The Arab world scoffs at the notion of trusting Pentagon people to introduce democracy to Iraq. The inevitable example is Pentagon pet Ahmad Chalabi, the leader of the Iraqi National Congress (INC). Chalabi is widely despised inside Iraq. The US State Department and Central Intelligence Agency (CIA) never trusted the slick operator. But the Pentagon and the oil lobby love him: he has always said what Donald Rumsfeld, Paul Wolfowitz and Co want to hear – things like how he thought the US “liberators” would be welcomed by the Iraqi population with roses and showers of rice.
In a joint statement issued this Monday in Salahuddin, Kurdistan, the seven main Iraqi political groups that form the leadership council of the former Iraqi opposition have decided to join an interim Iraqi government.
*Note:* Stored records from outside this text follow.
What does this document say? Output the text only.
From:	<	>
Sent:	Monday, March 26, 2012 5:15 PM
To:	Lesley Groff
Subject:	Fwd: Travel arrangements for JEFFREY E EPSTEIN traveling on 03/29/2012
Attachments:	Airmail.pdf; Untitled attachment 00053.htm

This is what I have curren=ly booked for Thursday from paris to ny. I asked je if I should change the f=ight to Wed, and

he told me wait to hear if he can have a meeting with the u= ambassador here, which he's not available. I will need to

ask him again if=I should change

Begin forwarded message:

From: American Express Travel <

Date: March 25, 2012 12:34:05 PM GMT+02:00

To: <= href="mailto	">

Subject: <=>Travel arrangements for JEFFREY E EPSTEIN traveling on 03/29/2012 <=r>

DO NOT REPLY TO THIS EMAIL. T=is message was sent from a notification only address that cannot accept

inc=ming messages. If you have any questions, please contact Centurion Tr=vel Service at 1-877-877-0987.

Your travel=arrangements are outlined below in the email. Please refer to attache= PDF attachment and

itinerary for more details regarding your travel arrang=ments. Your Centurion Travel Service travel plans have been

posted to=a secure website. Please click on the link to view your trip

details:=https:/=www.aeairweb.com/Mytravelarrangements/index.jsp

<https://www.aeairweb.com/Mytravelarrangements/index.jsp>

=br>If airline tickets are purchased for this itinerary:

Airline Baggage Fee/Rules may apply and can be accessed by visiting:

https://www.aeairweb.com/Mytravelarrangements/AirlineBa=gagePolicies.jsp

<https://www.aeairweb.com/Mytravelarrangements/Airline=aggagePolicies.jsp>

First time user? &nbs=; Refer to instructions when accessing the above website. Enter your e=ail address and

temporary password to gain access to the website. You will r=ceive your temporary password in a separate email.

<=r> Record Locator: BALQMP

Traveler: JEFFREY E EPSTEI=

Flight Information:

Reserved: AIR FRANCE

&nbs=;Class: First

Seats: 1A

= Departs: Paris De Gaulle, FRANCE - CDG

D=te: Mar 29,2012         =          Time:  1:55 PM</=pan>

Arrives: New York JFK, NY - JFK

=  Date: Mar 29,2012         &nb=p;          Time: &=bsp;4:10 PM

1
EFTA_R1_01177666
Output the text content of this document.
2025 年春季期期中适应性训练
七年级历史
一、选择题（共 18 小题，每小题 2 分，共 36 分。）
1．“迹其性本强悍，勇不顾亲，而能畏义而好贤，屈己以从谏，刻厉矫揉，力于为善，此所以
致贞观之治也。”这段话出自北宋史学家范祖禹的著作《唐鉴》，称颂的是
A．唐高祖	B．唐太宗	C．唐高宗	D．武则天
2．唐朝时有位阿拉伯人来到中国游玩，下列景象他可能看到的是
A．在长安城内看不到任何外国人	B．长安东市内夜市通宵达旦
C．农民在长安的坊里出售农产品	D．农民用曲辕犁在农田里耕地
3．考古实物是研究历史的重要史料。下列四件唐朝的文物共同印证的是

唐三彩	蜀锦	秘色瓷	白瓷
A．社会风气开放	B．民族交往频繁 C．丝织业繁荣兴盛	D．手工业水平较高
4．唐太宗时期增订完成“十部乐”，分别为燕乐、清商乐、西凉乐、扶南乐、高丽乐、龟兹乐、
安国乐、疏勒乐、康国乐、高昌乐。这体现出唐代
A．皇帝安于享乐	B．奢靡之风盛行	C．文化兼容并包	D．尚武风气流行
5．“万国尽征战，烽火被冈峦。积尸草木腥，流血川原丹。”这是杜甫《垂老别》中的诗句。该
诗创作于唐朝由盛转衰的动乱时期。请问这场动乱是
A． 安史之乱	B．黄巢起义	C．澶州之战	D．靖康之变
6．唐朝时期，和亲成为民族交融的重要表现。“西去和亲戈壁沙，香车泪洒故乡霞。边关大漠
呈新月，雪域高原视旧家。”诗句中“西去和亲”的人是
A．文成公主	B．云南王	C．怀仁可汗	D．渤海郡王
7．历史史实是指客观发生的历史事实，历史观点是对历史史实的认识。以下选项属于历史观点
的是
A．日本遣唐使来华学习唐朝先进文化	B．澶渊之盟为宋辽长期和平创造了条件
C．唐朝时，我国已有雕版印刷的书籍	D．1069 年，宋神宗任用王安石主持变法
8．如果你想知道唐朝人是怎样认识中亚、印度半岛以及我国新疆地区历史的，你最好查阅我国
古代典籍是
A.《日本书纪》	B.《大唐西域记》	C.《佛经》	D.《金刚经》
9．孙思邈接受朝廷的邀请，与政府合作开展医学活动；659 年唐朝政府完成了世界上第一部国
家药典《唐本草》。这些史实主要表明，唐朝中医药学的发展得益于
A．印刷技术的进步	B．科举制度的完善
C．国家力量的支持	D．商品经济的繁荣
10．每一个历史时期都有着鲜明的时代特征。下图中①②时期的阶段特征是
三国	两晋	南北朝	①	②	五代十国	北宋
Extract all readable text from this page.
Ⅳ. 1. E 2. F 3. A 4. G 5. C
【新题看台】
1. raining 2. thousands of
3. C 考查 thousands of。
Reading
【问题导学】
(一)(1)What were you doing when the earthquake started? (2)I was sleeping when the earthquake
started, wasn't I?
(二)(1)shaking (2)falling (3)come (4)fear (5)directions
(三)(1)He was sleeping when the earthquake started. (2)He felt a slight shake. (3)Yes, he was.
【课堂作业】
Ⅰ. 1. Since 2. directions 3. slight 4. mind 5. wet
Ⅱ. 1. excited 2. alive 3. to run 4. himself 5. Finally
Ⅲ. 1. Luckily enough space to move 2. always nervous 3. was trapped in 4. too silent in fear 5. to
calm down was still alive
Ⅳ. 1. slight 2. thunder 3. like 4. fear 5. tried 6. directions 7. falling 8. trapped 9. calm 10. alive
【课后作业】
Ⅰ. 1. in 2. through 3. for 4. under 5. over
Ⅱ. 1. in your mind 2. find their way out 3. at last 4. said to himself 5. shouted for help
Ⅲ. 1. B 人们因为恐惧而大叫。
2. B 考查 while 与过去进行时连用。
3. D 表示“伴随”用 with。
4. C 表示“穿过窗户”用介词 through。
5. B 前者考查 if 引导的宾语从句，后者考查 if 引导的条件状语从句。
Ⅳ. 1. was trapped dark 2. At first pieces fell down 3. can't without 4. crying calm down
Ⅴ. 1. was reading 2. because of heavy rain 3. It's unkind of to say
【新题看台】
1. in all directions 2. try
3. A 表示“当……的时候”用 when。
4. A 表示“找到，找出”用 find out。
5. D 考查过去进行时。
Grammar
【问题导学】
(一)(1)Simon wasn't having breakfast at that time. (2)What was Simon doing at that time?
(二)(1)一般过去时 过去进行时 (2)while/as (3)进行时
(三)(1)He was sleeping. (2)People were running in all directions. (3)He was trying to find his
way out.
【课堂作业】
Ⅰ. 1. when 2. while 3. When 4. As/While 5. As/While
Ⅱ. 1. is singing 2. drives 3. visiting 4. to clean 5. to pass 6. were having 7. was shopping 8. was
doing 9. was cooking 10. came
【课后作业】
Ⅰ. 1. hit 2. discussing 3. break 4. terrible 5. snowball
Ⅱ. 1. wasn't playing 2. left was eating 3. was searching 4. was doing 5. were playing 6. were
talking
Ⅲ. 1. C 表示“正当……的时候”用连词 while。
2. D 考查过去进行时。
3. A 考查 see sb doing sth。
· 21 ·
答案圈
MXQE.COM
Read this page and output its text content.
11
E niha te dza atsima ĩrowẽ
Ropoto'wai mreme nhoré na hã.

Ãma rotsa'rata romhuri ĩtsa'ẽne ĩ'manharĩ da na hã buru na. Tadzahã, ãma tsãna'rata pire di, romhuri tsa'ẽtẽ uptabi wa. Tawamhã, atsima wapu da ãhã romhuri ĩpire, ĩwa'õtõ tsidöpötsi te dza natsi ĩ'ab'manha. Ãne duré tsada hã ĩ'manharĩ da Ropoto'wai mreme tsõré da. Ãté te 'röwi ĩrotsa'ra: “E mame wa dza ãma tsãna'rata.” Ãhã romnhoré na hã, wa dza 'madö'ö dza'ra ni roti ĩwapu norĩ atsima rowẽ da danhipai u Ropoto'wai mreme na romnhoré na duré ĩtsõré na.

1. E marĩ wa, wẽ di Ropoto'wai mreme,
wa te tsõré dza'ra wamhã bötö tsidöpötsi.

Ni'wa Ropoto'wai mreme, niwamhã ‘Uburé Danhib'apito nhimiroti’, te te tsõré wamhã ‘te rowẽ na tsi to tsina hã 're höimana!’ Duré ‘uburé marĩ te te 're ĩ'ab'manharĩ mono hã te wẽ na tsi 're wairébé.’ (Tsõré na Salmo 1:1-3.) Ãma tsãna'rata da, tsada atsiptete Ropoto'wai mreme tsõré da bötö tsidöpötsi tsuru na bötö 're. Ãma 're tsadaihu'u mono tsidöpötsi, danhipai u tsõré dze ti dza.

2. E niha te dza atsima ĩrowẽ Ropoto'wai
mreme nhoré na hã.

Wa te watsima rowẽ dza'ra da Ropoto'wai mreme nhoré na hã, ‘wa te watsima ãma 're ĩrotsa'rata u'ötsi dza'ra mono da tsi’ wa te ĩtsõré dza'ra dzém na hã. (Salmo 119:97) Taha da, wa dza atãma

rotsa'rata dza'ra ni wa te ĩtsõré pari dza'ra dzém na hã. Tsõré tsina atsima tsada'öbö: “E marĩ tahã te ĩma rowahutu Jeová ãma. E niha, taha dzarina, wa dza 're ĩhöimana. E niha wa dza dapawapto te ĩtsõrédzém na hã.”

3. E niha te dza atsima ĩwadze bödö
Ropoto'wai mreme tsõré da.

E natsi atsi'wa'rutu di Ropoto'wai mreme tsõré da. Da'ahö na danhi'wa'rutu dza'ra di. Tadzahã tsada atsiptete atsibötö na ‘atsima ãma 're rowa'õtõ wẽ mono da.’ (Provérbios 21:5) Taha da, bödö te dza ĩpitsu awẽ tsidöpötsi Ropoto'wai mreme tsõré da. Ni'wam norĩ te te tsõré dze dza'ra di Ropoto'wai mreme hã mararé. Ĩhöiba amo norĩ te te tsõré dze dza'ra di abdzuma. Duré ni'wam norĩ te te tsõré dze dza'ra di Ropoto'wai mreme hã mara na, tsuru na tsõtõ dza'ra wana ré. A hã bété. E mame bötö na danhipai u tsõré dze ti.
But they have also made it clear that their tortuous negotiations with Bremer are not over yet. For the first time, Bremer has been forced to acknowledge that the members of the leadership council will have a “governing” role – although the supreme powers remain the Americans and British.
The seven main Iraqi political groups also claim to have support for an Iraqi security force from General John Abizaid – who is taking over the United States Central Command from General Tommy Franks – and from Deputy Defense Secretary Paul Wolfowitz in the Pentagon. This would be a paramilitary army trained and equipped by the United States – with a mission to fight the so-called “remnants of the Ba’athist regime” that are waging a guerrilla-style resistance against the Americans.
Many Iraqis are certain that the resistance is being waged not only by Saddam sympathizers and former Ba’ath officials but by a coalition of popular-resistance forces. The problem is that Iraqis don’t know what is really happening in this behind-closed-doors form of democracy because of the newly established committee for press censorship. The US is exercising censorship of the press in Iraq. This means that the media can publish anything that talks of Saddam’s years of terror, but they cannot write freely about such current events as Bremer’s maneuvers, US inertia to restore basic public services, resistance against the occupation, dissenting views about democracy imposed by invasion, etc.
Americans have to be aware that the key to understanding Iraq is religion and tribe. The emerging New Iraq will reflect how religious, tribal, national, regional and ethnic identities are integrated in a national political system that includes everybody – and reflects real power balances. Religion, ethno-nationalism and statehood should find a better balance than the one imposed on Iraq by British colonialism in the 1920s.
The United States may try to import its preferred leaders – or force them down Iraqis’ throats. It may impose an alien governance system. It may marginalize powerful indigenous Shi’ite religious leaders or tribal elders. It may try to grant privileges to tribal and commercial elites who enjoy disproportionate local power. It may use locals and then get rid of them when they are no longer useful. May the US try any one of these things, it’s possible that former minister of information Mohammed Saeed al-Sahaf, aka “Comical Ali,” will be proved prophetic: “They’re coming to surrender or be burned in their tanks.”